Bref, cette porno du bonheur fucke complètement notre rapport à la vie.

À force de se le faire étamper sur la gueule, on finit par croire qu’une vie sans ce bonheur-là, c’est une vie ratée. Comme le type qui s’imagine qu’une sexualité normale ressemble nécessairement à ce qu’il voit dans les clips de cul qu’il mate sur le Net, on finit par vouloir éjaculer de bonheur au visage de la vie. Tout le temps, tous les jours.

Le tabou, en ce sens, c’est plutôt l’ordinaire sous toutes ses formes.

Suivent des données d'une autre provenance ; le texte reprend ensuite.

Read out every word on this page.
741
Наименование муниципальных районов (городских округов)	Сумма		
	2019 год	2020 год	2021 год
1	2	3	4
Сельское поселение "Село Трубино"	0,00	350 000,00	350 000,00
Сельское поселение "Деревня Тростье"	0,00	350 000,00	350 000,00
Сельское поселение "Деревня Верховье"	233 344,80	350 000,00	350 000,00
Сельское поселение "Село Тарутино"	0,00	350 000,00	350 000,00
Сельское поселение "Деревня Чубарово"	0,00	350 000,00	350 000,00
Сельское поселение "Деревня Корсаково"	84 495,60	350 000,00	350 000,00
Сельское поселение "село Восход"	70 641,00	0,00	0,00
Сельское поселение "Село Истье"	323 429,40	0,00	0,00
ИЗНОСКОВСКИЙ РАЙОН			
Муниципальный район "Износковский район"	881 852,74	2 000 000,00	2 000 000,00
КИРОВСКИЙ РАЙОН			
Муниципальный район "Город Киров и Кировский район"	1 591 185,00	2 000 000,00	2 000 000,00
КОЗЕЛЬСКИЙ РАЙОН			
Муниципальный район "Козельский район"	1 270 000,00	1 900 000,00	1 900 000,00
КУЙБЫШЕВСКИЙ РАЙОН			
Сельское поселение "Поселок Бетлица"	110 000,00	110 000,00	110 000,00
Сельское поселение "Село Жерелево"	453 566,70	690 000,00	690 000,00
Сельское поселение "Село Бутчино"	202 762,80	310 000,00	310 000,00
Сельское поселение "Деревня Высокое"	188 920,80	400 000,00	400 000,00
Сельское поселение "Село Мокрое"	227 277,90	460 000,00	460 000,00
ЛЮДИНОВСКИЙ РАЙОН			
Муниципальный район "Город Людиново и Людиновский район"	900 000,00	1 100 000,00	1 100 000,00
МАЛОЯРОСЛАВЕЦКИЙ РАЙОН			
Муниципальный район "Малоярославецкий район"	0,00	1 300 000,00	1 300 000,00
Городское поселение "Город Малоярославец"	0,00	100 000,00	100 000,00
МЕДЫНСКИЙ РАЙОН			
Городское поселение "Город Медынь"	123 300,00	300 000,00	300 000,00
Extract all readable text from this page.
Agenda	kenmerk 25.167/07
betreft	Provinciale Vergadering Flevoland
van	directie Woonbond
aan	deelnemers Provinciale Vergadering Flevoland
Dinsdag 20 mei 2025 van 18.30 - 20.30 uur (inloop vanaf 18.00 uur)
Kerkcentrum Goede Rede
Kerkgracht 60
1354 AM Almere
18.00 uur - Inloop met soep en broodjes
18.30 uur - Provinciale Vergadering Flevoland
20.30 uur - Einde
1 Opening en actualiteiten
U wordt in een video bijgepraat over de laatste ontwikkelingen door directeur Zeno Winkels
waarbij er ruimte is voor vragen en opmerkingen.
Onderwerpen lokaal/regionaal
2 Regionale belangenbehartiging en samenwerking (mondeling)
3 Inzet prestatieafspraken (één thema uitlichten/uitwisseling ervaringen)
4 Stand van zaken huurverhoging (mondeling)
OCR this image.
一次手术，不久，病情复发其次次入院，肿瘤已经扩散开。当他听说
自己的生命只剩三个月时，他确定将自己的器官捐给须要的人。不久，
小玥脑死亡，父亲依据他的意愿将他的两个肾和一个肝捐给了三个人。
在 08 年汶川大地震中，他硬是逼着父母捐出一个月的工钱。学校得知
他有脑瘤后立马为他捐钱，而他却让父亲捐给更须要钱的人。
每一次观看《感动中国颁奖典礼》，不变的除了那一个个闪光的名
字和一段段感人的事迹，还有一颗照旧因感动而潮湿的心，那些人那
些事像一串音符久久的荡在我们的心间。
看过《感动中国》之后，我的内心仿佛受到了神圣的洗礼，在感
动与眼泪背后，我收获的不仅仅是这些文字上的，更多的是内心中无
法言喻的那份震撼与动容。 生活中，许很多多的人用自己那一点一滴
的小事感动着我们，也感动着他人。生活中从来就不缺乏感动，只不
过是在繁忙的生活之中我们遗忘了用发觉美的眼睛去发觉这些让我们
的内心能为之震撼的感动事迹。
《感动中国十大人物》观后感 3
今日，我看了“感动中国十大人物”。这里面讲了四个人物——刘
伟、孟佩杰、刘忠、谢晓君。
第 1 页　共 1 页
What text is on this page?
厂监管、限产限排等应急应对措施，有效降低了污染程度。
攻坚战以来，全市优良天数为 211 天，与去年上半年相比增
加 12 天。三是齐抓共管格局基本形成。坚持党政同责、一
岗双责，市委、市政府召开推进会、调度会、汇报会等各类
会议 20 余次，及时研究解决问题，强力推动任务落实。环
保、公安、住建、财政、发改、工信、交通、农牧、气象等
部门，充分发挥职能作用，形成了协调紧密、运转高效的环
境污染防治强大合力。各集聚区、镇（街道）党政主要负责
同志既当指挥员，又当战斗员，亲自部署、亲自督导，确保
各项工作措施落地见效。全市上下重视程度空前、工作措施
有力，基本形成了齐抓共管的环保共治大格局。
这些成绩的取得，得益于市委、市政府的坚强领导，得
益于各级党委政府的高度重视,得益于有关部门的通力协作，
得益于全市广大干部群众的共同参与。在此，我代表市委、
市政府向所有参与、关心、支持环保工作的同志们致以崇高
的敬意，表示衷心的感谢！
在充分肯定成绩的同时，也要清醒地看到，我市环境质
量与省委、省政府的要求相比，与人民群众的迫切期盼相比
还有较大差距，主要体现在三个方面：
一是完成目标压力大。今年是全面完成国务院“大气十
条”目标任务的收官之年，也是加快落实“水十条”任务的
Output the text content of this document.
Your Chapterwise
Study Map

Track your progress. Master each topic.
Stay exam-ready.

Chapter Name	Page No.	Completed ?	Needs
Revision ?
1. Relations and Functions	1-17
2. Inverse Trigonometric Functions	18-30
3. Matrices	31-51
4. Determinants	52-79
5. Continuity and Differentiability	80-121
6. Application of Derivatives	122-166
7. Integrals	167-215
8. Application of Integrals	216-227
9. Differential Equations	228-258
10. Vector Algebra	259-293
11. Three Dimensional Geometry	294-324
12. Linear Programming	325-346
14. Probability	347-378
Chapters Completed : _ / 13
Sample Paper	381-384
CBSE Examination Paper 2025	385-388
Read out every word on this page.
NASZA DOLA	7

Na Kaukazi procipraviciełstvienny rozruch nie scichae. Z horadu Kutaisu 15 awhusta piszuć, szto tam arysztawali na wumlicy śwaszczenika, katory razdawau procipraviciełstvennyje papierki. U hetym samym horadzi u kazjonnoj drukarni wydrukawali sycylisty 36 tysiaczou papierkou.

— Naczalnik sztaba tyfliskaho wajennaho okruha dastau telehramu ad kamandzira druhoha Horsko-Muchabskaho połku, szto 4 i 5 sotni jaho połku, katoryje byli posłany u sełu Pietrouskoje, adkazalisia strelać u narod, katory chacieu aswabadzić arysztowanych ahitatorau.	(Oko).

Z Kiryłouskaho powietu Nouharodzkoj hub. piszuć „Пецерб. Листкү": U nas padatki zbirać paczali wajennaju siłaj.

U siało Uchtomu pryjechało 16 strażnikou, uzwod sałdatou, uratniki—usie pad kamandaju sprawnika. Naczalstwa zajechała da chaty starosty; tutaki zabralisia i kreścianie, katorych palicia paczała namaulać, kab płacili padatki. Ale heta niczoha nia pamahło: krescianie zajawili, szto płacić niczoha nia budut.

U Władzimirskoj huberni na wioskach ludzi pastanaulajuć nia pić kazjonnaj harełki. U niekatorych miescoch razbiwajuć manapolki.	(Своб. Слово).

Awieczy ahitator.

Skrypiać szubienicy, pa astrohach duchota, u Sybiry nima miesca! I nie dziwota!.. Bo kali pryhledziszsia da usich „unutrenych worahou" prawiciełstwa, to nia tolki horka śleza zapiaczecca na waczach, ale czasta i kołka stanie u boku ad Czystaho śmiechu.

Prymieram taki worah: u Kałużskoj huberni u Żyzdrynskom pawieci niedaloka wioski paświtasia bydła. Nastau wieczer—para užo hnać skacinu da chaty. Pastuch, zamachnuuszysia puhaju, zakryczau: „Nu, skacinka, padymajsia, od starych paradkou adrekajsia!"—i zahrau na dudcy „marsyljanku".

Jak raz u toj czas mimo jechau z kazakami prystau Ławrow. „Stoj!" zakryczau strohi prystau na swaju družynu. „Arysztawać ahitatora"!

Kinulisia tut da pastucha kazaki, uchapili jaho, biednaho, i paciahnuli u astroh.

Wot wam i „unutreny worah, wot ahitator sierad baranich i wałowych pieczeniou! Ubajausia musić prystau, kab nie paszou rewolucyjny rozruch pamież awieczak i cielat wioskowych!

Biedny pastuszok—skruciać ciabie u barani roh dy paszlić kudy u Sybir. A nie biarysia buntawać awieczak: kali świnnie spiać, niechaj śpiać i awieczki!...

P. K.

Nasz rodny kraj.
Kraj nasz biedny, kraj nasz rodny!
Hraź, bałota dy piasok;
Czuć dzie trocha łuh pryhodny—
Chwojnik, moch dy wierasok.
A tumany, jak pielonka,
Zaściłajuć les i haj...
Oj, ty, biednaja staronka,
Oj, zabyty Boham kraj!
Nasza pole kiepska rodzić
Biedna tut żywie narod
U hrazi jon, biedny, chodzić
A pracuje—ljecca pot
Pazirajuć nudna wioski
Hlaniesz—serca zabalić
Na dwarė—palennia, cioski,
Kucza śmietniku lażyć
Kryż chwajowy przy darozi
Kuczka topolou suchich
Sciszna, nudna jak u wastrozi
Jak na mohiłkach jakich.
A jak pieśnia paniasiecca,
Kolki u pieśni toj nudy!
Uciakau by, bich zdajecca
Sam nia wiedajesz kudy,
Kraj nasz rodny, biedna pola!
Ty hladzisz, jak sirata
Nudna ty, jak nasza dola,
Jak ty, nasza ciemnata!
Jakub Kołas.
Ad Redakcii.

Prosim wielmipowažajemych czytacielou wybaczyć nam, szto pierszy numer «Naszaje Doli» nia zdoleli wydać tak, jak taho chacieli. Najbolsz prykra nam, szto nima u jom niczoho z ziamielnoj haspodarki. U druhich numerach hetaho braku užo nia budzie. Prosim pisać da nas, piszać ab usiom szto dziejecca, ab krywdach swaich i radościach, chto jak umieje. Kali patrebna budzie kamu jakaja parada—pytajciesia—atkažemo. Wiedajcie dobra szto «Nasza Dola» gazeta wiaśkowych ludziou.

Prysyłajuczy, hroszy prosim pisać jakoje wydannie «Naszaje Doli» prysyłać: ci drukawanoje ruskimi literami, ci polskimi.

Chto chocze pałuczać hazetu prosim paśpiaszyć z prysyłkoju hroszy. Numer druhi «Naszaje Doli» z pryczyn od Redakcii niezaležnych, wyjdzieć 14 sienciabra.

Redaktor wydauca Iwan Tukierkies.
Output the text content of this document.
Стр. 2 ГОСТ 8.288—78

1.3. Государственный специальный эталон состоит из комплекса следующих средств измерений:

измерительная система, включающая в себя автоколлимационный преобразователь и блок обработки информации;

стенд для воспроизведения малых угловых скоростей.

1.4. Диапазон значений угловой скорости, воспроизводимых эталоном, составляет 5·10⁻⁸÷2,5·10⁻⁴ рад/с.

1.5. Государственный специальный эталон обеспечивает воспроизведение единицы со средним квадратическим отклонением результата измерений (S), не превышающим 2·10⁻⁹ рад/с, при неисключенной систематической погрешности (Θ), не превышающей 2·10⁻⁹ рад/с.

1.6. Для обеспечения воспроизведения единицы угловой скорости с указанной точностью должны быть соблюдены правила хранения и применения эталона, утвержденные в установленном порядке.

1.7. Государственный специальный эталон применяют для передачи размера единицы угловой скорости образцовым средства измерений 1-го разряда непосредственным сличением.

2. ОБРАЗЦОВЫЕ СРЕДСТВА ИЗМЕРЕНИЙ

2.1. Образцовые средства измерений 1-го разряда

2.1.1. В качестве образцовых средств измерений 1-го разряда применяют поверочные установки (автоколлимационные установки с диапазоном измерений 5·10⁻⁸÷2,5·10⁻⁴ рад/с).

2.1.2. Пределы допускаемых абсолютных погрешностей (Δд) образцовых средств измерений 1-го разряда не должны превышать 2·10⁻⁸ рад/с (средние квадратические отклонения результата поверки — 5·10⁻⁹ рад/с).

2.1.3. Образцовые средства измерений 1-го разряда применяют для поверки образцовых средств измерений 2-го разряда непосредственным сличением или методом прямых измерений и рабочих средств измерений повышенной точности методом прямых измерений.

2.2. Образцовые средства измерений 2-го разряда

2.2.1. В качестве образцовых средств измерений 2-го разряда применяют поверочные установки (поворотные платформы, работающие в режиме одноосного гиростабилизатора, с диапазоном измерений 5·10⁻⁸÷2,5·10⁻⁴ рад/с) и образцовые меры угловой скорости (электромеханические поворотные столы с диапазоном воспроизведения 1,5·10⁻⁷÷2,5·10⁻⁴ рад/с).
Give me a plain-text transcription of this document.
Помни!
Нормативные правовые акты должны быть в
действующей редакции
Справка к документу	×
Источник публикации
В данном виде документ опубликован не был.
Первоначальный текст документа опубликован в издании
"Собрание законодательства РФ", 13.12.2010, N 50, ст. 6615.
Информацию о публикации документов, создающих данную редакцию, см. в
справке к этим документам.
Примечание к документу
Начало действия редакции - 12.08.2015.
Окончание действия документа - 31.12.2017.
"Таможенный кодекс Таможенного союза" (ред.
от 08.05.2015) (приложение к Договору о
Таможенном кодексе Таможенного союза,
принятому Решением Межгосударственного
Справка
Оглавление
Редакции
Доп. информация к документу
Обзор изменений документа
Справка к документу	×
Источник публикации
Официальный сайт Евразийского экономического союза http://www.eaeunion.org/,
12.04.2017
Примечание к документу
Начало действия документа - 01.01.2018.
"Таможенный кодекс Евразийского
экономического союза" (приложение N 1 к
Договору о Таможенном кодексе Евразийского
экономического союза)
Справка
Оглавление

Le malheur ordinaire, l’ennui ordinaire, la violence ordinaire, les humiliations ordinaires, le racisme ordinaire, le sexe ordinaire, l’amour ordinaire, la pauvreté ordinaire. Et aussi le bonheur, c’est vrai, mais pas le total, le sublime, le fantasme sur lequel bande l’Occident tout entier. Juste le bonheur ordinaire. Un parfum. Une heure du jour où le soleil entre par les fenêtres du salon et trace des ombres tendres sur les murs. Une phrase dans un bouquin qu’on note dans son carnet. Un numéro de téléphone qui apparaît sur l’afficheur. Les amis qui viennent te chercher pour aller rouler. Un silence. Une décharge d’endorphines. Une chanson.

Comme celle de Didier Boutin qui nous rappelle que sans le malheur, le bonheur c’est triste.